- Coat of arms
- Nickname: 't Ginneke
- Motto: W'ebbe ginne sluiting mir
- Interactive map of Ginneken
- Country: Netherlands
- Province: North Brabant
- Municipality: Breda

Area
- • Total: 1.36 km^{2} (0.53 sq mi)
- • Land: 1.34 km^{2} (0.52 sq mi)
- • Water: 0.01 km^{2} (0.0039 sq mi)

Population (2025)https://www.cbs.nl/nl-nl/cijfers/detail/86165NED?q=ginneken
- • Total: 5,430
- • Density: 4,050/km^{2} (10,500/sq mi)
- Demonym: Ginnekenaar
- Time zone: UTC+1
- • Summer (DST): UTC+2
- Postal code: 4835
- Area code: 076

= Ginneken =

Ginneken was a former village and municipality until 1942 and now a neighbourhood in the city Breda, Netherlands.

== History ==

Ginneken started as a small settlement near the river Mark. The name Ginneken means Dominion of Gimmos, Ginn meaning Gimmos and -eken means -iacum, which means Dominion of. In 1317 it became its own parish, after splitting off from Gilze. During the Napoleonic rule over the Netherlands, Ginneken became a municipality. In 1814 it united with the municipality Bavel to become Ginneken en Bavel. In 1942, Ginneken got transferred to Breda and the rest of Ginneken en Bavel turned into Nieuw-Ginneken.

== Demographics ==

There are 5,430 residents in Ginneken living in 2.485 households.

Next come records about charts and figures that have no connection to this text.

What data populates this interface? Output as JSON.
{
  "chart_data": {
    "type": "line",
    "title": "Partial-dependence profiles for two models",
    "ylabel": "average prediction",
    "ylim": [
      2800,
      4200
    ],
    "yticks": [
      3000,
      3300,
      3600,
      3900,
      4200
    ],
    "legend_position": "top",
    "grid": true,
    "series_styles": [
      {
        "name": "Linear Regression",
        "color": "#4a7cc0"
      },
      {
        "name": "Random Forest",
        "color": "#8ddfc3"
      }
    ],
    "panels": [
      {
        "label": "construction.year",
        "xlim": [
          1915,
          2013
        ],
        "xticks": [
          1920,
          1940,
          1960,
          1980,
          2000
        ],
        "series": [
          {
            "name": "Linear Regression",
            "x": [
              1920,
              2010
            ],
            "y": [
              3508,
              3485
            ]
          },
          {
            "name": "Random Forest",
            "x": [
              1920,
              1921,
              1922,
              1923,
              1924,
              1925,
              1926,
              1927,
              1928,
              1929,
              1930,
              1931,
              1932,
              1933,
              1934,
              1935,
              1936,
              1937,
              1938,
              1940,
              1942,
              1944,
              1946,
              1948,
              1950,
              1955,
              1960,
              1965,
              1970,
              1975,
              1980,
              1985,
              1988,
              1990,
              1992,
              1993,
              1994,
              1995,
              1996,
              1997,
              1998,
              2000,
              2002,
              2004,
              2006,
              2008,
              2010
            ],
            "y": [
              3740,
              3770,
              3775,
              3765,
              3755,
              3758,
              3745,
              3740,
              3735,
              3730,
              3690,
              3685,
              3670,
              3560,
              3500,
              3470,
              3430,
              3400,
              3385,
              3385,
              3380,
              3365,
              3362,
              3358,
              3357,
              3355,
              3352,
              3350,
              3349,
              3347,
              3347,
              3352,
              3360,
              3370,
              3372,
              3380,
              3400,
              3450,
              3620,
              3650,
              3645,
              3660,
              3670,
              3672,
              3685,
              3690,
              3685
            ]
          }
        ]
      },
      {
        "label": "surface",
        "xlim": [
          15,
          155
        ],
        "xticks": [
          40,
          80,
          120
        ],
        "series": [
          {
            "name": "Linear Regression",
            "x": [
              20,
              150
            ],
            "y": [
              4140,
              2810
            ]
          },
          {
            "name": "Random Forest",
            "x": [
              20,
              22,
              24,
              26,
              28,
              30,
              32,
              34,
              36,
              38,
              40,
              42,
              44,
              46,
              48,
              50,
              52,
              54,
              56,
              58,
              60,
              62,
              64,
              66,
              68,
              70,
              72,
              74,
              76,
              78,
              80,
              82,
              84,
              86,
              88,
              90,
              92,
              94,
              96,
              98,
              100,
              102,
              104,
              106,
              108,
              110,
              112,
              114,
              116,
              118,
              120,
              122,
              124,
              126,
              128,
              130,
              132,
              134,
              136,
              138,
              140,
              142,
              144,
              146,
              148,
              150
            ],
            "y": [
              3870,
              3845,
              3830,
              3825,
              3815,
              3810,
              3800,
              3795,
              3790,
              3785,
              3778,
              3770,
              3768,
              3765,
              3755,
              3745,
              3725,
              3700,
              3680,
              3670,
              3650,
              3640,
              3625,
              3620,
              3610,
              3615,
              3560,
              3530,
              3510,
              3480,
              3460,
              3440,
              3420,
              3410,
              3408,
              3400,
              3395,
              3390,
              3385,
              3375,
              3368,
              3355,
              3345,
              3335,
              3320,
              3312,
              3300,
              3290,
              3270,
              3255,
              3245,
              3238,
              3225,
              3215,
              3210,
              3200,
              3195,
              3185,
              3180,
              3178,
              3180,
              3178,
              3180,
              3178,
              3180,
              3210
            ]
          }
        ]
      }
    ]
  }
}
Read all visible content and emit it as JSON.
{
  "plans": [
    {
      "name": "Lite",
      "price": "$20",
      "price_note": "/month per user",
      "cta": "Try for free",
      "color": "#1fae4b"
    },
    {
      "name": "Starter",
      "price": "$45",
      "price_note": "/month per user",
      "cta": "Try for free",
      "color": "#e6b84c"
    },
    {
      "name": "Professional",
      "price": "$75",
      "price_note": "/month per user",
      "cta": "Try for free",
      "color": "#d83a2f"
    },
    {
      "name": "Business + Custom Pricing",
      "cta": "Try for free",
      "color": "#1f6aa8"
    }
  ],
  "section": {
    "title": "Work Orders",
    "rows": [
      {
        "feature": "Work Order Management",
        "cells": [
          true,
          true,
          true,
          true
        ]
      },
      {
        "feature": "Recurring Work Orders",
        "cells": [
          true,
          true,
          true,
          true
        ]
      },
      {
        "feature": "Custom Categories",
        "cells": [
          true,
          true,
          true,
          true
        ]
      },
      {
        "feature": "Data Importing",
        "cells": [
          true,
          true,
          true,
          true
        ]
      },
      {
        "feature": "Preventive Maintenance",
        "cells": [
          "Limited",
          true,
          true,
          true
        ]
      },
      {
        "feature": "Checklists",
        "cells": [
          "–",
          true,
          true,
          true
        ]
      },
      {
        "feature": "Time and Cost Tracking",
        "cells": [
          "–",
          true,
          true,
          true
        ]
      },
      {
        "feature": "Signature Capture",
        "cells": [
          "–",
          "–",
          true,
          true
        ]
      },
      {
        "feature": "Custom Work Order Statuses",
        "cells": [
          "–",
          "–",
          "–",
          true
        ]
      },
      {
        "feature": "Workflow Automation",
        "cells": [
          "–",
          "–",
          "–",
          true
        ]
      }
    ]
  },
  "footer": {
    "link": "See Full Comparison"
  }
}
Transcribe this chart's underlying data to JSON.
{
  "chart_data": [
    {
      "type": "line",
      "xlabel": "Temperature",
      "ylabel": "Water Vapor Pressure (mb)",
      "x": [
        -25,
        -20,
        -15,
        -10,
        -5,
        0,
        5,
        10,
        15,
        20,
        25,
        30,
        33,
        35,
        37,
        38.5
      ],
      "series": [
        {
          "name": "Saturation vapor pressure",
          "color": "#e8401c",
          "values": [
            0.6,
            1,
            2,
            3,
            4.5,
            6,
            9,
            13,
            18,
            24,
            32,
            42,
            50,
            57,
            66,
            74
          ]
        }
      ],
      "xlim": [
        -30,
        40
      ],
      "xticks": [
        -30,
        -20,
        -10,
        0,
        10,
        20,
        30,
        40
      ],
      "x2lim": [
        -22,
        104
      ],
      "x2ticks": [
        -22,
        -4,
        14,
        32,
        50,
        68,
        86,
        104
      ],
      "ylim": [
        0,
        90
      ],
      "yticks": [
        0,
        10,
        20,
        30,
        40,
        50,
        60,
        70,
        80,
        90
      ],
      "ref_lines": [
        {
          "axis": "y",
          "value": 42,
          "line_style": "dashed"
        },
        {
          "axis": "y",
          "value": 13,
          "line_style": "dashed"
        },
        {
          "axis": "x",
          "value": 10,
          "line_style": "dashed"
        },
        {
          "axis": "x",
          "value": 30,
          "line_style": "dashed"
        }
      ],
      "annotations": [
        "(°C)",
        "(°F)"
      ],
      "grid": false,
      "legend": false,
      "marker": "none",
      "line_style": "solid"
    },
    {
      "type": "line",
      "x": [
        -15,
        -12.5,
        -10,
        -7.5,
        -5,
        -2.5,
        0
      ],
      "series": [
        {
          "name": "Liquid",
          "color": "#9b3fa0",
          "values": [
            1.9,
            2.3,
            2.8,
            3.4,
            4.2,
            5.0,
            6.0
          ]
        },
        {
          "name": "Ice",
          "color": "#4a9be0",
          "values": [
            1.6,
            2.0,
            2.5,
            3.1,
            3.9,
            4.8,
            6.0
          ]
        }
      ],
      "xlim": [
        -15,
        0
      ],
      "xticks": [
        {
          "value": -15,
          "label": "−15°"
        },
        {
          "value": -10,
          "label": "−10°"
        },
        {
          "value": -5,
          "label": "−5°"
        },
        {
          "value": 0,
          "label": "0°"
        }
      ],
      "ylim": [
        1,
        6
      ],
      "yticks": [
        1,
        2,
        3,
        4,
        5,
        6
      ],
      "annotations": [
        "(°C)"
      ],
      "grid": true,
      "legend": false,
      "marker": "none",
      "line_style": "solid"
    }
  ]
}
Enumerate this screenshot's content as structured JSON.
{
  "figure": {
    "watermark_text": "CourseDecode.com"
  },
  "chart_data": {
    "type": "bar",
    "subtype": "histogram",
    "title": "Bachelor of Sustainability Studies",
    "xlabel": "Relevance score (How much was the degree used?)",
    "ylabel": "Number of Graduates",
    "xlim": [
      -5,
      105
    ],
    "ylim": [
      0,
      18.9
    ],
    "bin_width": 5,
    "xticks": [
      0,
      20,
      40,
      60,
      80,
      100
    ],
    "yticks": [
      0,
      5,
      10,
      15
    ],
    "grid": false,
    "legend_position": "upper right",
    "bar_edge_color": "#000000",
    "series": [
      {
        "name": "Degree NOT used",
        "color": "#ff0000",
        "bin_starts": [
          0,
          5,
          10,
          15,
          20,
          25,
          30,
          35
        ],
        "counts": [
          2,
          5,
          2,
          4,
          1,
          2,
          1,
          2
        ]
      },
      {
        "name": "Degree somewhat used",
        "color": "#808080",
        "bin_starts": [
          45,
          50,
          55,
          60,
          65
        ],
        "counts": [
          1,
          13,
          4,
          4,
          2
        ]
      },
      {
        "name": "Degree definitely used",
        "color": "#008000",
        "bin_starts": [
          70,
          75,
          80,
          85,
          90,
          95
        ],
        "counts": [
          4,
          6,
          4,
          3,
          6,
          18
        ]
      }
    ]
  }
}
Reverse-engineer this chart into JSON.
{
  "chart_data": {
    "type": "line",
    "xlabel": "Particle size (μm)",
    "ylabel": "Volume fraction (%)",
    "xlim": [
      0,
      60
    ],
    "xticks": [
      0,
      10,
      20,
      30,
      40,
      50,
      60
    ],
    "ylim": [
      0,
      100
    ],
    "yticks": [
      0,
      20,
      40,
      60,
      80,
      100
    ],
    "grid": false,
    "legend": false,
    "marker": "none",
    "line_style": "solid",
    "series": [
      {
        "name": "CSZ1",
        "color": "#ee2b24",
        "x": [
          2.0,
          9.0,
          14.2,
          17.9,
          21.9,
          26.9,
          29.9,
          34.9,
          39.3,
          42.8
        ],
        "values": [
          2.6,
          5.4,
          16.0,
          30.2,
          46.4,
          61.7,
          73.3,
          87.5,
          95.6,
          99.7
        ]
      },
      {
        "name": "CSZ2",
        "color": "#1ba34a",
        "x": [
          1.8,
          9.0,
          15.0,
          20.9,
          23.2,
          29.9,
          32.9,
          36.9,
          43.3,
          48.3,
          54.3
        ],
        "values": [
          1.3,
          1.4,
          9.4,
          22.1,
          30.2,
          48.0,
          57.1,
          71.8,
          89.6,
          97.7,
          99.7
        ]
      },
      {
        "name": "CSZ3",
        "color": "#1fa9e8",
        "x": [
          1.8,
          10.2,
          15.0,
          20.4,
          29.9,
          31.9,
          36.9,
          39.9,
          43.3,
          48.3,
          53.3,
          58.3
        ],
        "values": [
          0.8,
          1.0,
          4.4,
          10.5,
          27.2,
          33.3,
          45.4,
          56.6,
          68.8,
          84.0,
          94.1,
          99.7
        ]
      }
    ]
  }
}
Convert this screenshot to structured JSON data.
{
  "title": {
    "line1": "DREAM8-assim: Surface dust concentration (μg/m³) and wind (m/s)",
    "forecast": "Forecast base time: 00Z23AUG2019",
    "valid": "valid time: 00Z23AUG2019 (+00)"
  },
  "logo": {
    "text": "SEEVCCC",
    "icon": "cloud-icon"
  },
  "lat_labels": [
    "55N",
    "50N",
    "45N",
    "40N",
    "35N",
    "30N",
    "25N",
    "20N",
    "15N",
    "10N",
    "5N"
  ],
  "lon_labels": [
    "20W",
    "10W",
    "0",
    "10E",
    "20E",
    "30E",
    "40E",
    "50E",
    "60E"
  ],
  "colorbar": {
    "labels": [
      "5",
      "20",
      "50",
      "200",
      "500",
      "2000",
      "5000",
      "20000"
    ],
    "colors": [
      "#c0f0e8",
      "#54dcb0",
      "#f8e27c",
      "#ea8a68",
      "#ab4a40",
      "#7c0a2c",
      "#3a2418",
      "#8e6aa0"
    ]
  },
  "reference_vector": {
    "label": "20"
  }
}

The age group of Ginneken is:

Population by age group in Ginneken
| Age | Percentage | Amount |
|---|---|---|
| 0-14 years | 16% | 869 |
| 15-24 years | 11% | 597 |
| 25-44 years | 21% | 1140 |
| 45-64 years | 29% | 1575 |
| 65 years or above | 23% | 1249 |

91,6% of people living in Ginneken are born in the Netherlands, 8,4% is born outside of the Netherlands.

== Education ==
Ginneken has 3 elementary schools. 2 of them are named Dr. de Visserschool (on the Burgemeester Serrarislaan and the Viandenlaan) and K.B.S Laurentius. KBS Laurentius has 1 location for Groep 1 to Groep 3 (Kindergarten to first grade) and 1 location for Groep 4 to Groep 8 (2nd grade to 6th grade).

== Other facilities ==
There is a community center named Vianden. At the Ginnekenweg, there are many pubs and at the Valkeniersplein there are also several stores.